In our mapping of the use of national states of emergency in the first three months of the pandemic, there was a pattern of most countries applying the following two rules to emergency powers:
- The decision to enter emergency rule should be voted on.
- Emergency rule should be time-limited.
When these two rules are applied, national parliaments agree to enter a state of emergency that gives the government more freedom to rule without holding votes on each decision, but parliamentary oversight will remain. The period of emergency rule will then expire after a certain amount of time or when the emergency circumstances cease, unless a new vote is held. This may sound straightforward, like something that is simply in place or not, but there are examples of countries that during the Covid-19 pandemic have ended up in a grey zone around these two rules. In this way, the pandemic appears to be changing the rules of emergency rule.
Rule number one means that even though emergency rule often allows governments to rule by executive decree, governments should not be able to start doing this simply because they decide it is necessary. A red flag in this area is when a head of government issues a decree to enter emergency rule, since this means parliament has not been consulted. This happened in for example Paraguay, where the president simply skipped over the vote that is normally required to enter emergency rule, by declaring a state of sanitary emergency by decree. This allowed him to issue more decrees in response to the pandemic, whereas the constitutional state of exception would have been more tightly regulated and limited in reach. In Serbia, the government suspended the National Assembly to avoid spreading the virus, but without taking any measures to allow parliament to keep working remotely. Since this was done before a state of emergency was declared, parliament was not in session and able to vote on the decision on emergency rule for over a month, even though they would normally be required to vote within 48 hours. While it is technically legal to declare a state of emergency in this way in cases where the parliament is unable to convene, it is relevant to note that they were not able to convene because of the government’s own decision to prevent indoor gatherings of over 100 people.
Rule number two means that a state of emergency should have a clear expiry date, either through a calendar date or a cease of circumstance leading to the end of emergency rule. An obvious red flag here is when governments like Hungary propose that a state of emergency can stay in place indefinitely. Hungary’s initial Covid-19 state of emergency was lifted in June after three months, which does not make it exceptionally long, but the legal changes that enable the government to declare indefinite emergency rule by decree remain in place, and the Covid-19 pandemic was used to motivate this change. A much more common way for governments to circumvent the time limit on emergency rule is to allow indefinite extensions. If this is done in ways that also avoid rule one on voting to introduce or extend emergency rule, governments can in effect extend emergency powers indefinitely while still adhering to the legal time restrictions. This is the case in Peru, where the government can declare a state of emergency by decree for a maximum of 60 days at the time. The only approval that is needed is from the government’s own cabinet, and there is no limitation on how many times this can be done.
Emergency rule may very well be justified in the context of the early Covid-19 pandemic, but at the same time, these changes to the rules themselves can have very negative consequences for the population.
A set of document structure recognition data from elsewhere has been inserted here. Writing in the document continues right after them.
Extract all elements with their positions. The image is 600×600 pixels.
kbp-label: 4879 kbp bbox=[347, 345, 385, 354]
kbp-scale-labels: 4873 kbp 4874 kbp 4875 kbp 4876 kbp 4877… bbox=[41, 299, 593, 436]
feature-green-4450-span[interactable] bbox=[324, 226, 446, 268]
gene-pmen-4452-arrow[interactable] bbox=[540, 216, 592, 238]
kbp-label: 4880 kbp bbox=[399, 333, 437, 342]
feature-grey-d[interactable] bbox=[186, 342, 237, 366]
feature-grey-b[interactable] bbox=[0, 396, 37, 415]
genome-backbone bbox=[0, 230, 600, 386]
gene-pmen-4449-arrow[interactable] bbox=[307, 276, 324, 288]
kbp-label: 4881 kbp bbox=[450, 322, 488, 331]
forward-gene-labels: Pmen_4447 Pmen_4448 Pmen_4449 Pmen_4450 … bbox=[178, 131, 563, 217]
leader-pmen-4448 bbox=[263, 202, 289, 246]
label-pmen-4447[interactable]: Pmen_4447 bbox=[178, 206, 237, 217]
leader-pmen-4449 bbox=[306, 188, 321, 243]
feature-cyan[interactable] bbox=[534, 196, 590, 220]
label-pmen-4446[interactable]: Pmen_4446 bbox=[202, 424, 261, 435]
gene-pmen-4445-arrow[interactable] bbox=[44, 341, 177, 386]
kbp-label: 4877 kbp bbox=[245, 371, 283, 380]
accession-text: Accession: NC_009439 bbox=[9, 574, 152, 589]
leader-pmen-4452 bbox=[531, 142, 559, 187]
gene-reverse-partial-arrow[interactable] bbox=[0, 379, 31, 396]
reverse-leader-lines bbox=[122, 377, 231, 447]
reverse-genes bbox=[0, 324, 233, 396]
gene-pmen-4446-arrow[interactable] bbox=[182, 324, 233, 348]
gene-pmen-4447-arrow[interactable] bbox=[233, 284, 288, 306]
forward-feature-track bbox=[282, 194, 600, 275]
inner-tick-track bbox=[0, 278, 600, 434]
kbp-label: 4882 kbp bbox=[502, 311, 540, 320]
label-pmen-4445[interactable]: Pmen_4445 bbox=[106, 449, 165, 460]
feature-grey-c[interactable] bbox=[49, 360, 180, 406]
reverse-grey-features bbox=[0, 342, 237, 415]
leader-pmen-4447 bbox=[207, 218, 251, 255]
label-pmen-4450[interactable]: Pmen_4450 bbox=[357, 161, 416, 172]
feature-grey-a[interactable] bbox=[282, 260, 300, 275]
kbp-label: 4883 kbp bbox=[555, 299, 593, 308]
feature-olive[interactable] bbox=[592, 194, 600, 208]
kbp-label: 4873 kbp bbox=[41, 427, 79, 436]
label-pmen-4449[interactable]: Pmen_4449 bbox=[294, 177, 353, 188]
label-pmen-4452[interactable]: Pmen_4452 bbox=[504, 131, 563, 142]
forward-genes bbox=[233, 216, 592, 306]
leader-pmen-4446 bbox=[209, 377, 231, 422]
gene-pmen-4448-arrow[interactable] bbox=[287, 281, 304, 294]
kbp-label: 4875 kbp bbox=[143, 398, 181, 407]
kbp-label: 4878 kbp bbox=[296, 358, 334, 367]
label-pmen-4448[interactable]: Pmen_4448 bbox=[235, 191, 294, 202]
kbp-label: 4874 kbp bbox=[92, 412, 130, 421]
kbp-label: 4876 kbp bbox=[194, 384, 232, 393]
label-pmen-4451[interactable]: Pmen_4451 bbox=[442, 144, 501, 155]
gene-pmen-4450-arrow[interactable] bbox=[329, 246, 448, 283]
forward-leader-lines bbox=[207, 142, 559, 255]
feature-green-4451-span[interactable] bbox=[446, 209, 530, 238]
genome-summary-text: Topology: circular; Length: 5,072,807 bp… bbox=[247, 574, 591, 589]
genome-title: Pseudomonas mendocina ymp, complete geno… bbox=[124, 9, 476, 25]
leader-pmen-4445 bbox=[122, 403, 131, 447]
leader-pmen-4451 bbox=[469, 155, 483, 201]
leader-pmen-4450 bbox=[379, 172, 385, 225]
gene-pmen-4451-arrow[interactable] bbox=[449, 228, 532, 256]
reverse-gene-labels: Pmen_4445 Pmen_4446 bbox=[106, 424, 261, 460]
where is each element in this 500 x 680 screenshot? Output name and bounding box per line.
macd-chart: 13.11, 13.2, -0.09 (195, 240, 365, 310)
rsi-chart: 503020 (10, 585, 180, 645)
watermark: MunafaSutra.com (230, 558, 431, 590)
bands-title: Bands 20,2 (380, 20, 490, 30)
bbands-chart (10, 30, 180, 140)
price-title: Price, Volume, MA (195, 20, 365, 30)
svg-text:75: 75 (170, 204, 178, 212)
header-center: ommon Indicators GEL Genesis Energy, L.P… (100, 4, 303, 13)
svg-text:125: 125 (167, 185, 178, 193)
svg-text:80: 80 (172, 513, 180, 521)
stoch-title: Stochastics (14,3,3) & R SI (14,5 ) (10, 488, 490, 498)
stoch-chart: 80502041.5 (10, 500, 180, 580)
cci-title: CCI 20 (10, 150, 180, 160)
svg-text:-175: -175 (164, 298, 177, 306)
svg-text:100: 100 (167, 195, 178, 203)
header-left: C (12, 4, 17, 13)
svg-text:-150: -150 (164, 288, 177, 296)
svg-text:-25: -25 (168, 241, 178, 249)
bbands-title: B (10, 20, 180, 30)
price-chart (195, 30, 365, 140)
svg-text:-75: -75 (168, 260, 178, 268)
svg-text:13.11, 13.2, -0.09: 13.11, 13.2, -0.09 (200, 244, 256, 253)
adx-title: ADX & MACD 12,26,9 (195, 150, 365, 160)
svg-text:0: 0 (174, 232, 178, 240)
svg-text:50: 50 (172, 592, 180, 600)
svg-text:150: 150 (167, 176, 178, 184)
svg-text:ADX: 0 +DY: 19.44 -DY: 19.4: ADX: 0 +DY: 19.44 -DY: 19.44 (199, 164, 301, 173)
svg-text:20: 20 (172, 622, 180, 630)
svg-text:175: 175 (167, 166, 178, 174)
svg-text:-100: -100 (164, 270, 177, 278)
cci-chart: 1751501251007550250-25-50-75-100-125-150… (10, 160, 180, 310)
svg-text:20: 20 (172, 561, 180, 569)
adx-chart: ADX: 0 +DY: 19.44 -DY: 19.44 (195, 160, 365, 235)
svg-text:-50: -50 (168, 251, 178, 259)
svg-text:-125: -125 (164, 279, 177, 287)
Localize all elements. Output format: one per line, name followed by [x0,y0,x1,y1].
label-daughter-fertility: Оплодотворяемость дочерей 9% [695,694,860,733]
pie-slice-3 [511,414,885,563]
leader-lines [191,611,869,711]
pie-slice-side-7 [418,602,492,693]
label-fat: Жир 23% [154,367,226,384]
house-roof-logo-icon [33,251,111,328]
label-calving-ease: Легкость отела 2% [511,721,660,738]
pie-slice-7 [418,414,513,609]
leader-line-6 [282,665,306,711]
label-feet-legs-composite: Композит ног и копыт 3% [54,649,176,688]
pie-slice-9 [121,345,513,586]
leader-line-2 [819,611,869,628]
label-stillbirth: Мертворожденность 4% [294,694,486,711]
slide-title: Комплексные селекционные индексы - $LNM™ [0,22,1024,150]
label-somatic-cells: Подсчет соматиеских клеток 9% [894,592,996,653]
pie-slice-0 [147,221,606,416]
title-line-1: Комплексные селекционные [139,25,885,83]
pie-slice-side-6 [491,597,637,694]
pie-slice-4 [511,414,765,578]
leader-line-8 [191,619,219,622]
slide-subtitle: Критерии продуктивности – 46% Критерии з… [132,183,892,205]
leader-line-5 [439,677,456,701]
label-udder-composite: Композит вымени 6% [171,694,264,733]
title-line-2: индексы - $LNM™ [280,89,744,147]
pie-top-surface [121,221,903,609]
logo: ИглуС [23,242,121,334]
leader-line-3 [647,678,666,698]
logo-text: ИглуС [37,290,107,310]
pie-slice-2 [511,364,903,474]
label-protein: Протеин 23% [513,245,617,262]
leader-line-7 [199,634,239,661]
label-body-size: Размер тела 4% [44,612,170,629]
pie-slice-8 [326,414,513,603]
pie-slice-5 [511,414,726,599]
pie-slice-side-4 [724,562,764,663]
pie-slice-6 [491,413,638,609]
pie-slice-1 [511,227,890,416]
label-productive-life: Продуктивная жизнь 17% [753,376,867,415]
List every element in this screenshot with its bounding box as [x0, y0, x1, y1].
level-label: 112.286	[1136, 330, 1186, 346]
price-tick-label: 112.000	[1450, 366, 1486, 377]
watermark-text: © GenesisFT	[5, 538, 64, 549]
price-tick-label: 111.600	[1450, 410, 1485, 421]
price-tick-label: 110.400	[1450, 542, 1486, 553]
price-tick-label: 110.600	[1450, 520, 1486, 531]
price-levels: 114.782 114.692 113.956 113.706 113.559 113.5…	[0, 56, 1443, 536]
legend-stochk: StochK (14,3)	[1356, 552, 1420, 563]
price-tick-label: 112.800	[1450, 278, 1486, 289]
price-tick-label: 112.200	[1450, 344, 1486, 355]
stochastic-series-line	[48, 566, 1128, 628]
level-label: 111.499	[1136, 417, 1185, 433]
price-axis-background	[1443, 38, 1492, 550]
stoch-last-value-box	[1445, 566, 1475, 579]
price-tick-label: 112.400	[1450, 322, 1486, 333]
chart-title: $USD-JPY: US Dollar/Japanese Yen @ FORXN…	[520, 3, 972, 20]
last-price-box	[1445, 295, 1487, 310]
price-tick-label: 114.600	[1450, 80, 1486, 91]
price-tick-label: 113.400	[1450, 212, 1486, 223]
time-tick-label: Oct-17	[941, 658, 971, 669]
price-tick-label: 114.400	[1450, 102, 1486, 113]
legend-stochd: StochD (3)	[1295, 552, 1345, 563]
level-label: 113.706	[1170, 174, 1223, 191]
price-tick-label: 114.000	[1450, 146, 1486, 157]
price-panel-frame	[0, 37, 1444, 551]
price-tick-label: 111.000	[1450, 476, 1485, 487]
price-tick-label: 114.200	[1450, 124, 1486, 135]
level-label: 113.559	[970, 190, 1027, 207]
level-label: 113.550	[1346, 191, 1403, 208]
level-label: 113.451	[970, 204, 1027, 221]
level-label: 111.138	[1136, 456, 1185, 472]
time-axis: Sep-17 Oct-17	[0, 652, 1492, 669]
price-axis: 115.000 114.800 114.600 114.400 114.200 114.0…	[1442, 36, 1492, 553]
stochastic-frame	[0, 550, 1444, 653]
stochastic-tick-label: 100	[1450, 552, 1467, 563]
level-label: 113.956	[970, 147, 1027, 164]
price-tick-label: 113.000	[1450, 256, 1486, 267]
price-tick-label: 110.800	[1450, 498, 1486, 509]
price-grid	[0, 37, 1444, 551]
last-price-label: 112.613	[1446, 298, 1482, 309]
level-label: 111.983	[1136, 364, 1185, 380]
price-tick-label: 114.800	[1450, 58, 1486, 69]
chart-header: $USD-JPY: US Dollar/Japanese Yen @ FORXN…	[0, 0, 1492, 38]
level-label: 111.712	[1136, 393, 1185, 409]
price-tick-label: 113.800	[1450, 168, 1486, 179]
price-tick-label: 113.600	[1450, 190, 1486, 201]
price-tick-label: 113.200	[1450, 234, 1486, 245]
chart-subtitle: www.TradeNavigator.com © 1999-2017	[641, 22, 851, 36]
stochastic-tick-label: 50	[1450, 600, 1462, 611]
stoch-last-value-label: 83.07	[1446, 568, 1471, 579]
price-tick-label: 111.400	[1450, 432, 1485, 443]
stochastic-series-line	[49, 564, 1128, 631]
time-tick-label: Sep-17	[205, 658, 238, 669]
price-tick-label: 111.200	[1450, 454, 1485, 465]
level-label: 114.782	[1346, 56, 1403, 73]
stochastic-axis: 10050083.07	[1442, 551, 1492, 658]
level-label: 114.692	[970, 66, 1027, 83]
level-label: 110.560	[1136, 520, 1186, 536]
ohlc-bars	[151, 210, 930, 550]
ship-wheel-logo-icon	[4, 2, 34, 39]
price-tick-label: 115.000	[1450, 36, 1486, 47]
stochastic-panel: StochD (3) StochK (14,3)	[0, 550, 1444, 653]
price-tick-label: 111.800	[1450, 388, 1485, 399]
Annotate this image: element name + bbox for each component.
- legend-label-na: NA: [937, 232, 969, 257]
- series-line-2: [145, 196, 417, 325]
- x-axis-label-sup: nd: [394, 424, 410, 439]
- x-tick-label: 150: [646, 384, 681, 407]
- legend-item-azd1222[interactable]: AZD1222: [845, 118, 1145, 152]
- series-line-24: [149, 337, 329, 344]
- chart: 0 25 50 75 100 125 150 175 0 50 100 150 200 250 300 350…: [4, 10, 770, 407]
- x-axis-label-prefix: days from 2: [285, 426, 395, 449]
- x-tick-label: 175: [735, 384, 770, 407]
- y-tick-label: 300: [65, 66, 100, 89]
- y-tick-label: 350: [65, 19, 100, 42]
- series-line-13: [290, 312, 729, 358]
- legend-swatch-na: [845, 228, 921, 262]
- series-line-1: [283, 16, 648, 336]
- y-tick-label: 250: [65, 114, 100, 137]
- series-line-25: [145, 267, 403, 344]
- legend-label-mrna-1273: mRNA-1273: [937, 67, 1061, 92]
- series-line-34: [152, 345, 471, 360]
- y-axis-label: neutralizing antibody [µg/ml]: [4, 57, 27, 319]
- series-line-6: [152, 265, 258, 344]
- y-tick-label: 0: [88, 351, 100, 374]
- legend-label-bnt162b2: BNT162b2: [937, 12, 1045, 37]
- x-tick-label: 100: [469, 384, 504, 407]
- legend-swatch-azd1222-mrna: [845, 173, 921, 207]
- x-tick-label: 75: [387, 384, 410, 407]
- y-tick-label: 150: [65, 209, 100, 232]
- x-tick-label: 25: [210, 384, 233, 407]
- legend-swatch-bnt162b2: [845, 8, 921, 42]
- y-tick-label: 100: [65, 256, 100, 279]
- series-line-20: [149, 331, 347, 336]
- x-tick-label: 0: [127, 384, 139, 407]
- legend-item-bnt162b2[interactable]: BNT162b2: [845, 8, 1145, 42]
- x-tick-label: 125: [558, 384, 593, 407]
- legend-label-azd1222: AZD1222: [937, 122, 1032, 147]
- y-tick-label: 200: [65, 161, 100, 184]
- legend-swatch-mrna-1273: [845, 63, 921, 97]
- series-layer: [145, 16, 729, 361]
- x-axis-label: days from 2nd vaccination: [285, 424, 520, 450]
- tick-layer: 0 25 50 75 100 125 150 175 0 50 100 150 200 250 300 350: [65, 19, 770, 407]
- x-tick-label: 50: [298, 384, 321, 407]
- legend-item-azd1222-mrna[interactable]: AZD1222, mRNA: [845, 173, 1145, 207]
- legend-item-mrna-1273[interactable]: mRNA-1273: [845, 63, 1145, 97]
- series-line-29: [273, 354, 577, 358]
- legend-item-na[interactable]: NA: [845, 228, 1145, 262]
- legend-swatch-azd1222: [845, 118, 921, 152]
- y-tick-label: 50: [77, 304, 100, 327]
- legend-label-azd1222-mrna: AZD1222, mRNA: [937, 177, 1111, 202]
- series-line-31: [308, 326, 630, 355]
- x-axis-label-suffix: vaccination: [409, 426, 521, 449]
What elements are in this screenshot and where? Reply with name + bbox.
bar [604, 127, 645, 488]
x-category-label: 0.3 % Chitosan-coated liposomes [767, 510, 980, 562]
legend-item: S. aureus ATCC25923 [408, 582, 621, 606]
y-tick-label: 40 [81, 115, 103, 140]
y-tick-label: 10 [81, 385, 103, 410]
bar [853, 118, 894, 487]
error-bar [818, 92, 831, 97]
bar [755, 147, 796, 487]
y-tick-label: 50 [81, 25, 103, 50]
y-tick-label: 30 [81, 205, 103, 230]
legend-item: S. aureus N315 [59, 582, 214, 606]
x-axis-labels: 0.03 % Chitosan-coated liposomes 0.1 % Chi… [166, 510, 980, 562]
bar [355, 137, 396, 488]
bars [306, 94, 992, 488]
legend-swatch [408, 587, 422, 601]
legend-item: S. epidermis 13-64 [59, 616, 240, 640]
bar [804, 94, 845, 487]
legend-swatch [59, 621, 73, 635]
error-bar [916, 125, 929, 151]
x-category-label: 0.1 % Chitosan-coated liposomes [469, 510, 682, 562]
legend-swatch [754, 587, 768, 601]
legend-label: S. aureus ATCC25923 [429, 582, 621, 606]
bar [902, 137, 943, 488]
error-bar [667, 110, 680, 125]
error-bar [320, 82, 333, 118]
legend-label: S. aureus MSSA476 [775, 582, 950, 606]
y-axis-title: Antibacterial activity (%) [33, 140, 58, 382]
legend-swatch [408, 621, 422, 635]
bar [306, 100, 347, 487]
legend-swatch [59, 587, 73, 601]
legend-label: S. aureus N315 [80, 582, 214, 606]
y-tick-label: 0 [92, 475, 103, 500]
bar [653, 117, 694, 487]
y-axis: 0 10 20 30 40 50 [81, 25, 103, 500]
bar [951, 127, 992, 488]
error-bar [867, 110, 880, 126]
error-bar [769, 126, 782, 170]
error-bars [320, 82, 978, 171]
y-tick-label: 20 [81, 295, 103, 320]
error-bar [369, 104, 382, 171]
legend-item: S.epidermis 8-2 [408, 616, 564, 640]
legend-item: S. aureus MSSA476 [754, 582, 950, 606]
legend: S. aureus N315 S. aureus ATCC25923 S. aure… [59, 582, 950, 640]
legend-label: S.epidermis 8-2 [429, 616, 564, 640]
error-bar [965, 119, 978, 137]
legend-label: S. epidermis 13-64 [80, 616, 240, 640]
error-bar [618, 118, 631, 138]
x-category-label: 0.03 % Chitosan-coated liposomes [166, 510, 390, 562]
The limitation or loss of control that legislative powers normally have over governments limits the principle which is at the very heart of any democracy: the separation of powers creates power balance and safeguards against the risk of oppression. In the context of the covid-19 pandemic, some emergency decisions dangerously infringe on basic rights such as freedom of movement, freedom of expression around how decisions are made and implemented, and the right to data privacy and information about how data is used. The loss of social accountability is linked to the partial or total loss of the right of citizens to participate in the exercise of power through their representatives. This increases the risk that power will be abused as a consequence of the emergency governance structures put in place because of Covid-19, which is a consequence that will remain long after the pandemic.